Similarly, the Strike series features a dull sepia montage of its stars Tom Burke and Holliday Grainger out and about doing detective things (mostly smoking, boozing, crossing roads and wearing coats). It reaches full snooze-fest status thanks to Beth Rowley’s sappy guitar song I Walk Beside You.

Then there are those that never end. You can use the loo, make a cup of tea and take a nap in the time it takes for the titles of blockbuster war drama Masters of the Air to play. It is a whopping 2 minute 20 seconds of swelling orchestral music and sweeping war shots that are lifted from the show then slowed down. Time is money, and Spielberg and Hanks clearly had a lot of it.

The biggest stinker, though, has to be Star Trek Enterprise, which features a take on Rod Stewart’s power ballad Faith of the Heart while spacey things flash across the screen. The song is a mind-boggling choice for the world’s biggest sci-fi series – especially as it had previously soundtracked Robin William’s super sentimental hospital drama Patch Adams. The producers said it was used to mark a new era for the show. Fans hated it.

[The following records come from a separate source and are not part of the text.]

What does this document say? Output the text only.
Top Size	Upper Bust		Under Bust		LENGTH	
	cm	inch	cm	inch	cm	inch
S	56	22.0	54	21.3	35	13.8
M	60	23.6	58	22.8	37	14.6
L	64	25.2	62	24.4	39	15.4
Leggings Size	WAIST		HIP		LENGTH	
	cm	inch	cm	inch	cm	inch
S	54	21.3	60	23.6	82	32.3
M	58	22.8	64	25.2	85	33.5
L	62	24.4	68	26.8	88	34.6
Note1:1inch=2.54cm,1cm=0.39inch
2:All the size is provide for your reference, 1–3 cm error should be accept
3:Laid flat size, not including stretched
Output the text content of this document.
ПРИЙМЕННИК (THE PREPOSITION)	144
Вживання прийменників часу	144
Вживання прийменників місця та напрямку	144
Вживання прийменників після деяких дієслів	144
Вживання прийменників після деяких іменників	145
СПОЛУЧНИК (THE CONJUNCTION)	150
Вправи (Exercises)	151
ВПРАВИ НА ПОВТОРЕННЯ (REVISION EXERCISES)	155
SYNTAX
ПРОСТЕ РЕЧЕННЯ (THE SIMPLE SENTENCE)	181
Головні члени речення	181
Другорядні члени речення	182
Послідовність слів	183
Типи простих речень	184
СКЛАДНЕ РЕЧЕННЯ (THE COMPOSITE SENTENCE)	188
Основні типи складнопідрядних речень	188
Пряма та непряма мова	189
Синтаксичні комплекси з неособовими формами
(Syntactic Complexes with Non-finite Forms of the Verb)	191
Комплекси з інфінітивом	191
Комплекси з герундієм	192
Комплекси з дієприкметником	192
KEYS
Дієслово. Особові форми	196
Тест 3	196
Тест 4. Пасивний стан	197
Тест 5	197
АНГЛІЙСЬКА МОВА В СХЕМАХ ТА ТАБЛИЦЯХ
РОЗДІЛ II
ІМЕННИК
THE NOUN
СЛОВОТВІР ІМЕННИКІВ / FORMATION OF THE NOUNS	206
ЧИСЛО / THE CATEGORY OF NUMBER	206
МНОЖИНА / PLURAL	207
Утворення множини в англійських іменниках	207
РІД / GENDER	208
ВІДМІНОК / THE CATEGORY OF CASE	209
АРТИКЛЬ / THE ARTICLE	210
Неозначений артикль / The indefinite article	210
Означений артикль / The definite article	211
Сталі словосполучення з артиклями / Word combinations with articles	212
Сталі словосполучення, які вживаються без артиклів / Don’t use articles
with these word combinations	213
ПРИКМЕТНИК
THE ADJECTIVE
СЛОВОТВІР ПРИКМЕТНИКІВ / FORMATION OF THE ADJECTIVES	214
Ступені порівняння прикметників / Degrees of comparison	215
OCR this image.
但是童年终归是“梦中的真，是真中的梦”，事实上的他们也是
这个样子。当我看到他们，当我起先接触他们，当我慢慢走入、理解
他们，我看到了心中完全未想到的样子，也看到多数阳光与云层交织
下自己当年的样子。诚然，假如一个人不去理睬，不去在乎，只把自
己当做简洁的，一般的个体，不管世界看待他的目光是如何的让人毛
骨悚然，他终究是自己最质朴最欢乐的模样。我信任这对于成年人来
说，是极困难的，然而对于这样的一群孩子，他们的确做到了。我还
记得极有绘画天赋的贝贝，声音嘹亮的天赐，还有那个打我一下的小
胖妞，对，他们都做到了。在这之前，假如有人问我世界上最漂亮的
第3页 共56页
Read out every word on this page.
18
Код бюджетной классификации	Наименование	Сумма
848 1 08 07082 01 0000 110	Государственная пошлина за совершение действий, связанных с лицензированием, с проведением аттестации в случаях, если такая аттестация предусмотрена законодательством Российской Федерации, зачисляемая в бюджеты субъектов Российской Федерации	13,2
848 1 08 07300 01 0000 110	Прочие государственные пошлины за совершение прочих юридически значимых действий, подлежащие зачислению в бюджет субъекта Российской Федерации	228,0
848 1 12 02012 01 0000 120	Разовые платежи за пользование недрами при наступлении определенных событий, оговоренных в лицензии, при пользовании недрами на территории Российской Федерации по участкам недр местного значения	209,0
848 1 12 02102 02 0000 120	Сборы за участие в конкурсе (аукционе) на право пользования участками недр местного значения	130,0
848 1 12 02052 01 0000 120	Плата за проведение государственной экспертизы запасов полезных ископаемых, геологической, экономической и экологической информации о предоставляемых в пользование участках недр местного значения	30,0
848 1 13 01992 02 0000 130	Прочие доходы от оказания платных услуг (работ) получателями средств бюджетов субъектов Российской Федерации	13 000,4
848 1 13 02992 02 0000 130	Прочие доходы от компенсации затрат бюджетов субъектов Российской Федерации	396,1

In the era of binge TV, opening titles have become so annoying to so many that Netflix introduced the “skip titles” button and in 2022 reported that it is pressed 36m times a day to save time and get straight to the show. But terrible titles are actually quite rare. There are some cracking ones at the moment: House of the Dragon follows a majestic tapestry, while The White Lotus’s catchy theme tune became a club floor banger last year.

Curiously, Pachinko has the best opening sequence right now, but it uses a similar idea to The Perfect Couple: in-character actors dance around a pachinko while a pop hit plays (Live for Today, then Wait a Million Years in season two). The key difference is the depth added when it is spliced with historical footage and photos of the actors with their real-life families – it becomes a joyous celebration of survival. Thankfully, they didn’t go with a suggested Rolling Stones song (Slow Horses started a month later).

That said, The Perfect Couple isn’t trying to be anything deep. The cringe dance has won them plenty of TikTok fans and given them something to laugh about on the press tour. And full disclosure: I didn’t skip them once.

• This article was amended on 20 September 2024. The top image on an earlier version showed an image of dancing from the end of The Perfect Couple rather than the title dance.